The “DNA” collaboration also signals how FIFA is thinking about audiences. This is not a single-scene celebrity cameo. It is an unlikely pairing of artists from different entertainment worlds: Bocelli, a globally known classical crossover tenor; Megan Thee Stallion, a mainstream rap force; and EJAE, who wrote lyrics in Korean for the track. That matters because it gives the campaign multiple identity hooks. People can enter through dance floors and streaming playlists, through vocal prestige and crossover recognition, or through national and linguistic representation.
Guetta’s role is straightforward: he provides the dance-forward engine and keeps the production aligned with high rotation. But EJAE and Megan Thee Stallion add the other half of the strategy, the narrative. EJAE penned Korean lyrics in “DNA.” In a statement, the “Golden” singer explained that “It’s especially meaningful because I was able to write Korean lyrics in the song-representing South Korea on this stage is such an honor.” EJAE also tied the work to a personal memory: “One of my favorite childhood memories is being in Seoul during the 2002 World Cup, and seeing the city unite. I'll never forget the feeling of seeing strangers on the street hug each other and celebrate.”
Bocelli’s comments land the emotional center of gravity. He said, “The title of the song ‘DNA,’ says everything.” Then he connected football to his own life, adding, “Football has been in my life for as long as I can remember and will always hold a very special place in my heart. To be invited to sing the anthem of the FIFA World Cup and to participate in the opening ceremony is an honor that moves me deeply.” He also described a full-circle feeling tied to history, recalling being in Seoul for the 2002 World Cup and honoring that connection through Korean lyrics.
For executives and board-level strategists, the second-order implication is that this anthem is doing multiple jobs at once.

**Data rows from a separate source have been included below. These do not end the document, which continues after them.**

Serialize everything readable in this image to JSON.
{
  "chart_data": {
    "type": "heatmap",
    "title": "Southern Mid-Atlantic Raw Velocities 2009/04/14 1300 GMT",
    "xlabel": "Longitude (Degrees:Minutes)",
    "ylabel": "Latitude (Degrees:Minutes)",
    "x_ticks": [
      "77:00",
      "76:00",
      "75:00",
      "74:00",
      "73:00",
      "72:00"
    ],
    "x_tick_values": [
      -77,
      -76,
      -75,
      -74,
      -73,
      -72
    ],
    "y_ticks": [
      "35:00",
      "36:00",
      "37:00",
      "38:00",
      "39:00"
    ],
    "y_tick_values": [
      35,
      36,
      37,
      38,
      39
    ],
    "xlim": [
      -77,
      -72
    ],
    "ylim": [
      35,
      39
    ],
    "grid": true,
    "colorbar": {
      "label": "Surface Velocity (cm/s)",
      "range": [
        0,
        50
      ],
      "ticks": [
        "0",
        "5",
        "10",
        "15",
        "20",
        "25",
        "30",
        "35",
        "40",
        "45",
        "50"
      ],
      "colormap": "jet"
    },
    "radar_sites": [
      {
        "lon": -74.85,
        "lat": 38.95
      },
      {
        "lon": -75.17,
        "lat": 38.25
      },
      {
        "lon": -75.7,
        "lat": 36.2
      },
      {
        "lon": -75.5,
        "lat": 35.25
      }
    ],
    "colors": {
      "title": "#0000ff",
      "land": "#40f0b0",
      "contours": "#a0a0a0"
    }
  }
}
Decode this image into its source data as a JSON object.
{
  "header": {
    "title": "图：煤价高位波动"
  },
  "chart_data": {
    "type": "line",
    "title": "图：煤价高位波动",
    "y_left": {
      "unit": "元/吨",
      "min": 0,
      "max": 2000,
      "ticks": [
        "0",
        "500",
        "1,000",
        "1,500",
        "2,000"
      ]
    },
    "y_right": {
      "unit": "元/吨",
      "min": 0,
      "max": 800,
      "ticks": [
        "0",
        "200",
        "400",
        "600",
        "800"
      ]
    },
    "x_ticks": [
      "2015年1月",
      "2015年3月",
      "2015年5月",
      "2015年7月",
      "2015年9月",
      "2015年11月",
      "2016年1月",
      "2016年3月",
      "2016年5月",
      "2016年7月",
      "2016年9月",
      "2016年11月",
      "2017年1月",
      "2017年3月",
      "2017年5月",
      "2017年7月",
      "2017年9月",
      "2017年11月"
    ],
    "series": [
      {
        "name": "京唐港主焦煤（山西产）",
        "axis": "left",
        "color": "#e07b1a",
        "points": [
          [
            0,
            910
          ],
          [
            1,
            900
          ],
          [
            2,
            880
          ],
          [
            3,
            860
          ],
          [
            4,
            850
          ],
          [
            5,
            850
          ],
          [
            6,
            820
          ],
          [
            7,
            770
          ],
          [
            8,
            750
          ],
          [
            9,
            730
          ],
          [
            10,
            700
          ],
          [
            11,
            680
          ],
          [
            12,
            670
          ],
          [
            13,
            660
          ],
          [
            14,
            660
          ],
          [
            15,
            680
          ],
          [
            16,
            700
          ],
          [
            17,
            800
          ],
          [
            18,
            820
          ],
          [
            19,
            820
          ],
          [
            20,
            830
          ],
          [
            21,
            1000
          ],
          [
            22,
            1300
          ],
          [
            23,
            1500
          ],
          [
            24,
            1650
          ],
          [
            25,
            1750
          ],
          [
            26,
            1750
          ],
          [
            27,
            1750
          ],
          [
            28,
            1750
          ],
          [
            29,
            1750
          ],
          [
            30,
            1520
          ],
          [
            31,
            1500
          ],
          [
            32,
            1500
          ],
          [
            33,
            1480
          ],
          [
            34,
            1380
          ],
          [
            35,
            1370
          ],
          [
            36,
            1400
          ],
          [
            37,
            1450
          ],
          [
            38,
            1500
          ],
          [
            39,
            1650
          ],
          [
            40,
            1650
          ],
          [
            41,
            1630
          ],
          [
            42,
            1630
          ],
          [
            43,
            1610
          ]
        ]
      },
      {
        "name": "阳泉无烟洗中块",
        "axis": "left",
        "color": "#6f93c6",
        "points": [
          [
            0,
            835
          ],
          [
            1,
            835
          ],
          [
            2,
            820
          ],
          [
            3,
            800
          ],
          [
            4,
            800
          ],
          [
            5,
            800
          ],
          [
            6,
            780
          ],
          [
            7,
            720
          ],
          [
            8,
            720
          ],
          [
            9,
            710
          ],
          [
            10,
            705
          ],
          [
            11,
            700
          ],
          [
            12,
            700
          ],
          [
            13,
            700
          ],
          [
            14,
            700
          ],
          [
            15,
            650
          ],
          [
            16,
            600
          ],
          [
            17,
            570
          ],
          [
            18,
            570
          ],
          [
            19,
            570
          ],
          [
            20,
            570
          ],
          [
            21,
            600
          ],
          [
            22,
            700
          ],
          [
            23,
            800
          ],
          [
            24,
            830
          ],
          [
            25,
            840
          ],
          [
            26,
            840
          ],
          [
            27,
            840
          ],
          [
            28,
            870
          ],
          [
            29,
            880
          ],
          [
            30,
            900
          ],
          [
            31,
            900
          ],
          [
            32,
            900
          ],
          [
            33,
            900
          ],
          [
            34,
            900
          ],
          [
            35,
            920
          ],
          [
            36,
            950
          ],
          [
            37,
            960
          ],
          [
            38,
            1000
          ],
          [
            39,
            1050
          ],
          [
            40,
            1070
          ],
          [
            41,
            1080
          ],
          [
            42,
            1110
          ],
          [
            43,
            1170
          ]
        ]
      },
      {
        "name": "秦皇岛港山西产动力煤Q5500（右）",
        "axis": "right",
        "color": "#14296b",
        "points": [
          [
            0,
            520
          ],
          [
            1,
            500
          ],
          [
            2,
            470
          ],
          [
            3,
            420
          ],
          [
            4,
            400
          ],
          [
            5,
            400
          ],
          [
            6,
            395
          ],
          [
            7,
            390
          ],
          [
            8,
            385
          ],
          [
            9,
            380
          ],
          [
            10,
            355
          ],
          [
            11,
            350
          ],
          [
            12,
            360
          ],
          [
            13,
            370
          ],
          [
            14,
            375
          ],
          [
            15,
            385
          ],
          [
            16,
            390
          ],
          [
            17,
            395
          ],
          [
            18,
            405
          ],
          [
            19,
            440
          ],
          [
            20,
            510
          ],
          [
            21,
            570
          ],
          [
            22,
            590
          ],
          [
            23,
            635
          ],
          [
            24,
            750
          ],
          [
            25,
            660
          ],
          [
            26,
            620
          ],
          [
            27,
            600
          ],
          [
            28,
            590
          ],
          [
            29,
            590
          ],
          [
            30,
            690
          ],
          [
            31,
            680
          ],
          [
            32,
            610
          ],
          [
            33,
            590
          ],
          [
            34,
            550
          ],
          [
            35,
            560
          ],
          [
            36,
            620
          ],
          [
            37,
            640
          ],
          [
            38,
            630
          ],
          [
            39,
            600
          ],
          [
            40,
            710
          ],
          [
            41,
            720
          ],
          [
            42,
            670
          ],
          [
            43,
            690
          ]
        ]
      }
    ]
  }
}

It is a marketing asset (a repeatable brand soundtrack), a partnership proof (mainstream and crossover stars agree to show up for FIFA), and a distribution wedge (streaming release before the tournament so FIFA can “own” the conversation early). There is also a rights and infrastructure angle buried in the credits: “DNA” reached streaming via SALXCO UAM/Def Jam Recordings, meaning FIFA is not just buying celebrity attention. It is working through established label distribution channels, which typically helps with speed, metadata hygiene, and early playlist placement.
The schedule around the tournament reinforces the point. All FIFA World Cup 2026 action kicks off on June 11, with the United States taking on Paraguay in its first match at SoFi Stadium in L.A. on Friday night, June 12. And when the event goes from opening-week noise to tournament gravity, FIFA is already stacking high-profile entertainment for the global stage. The World Cup final is set for July at MetLife Stadium in New Jersey, where Madonna, Shakira and BTS will co-headline a historic halftime show. Put together, “DNA” is not a standalone song. It is the front door to a broader entertainment roadmap.
If you are a founder, operator, investor, or media executive watching this, the strategic takeaway is simple: FIFA is treating sports like a multi-platform release cycle. The anthem drops before kickoff. The album arrives earlier in June. The halftime show headline names global music brands. “DNA” is the connective tissue, built to make the World Cup feel like an ongoing cultural product, not an isolated tournament. For peers in sports, live events, or brand partnerships, this is the benchmark: align creative, distribution, and timing so audiences meet the property before the first whistle blows.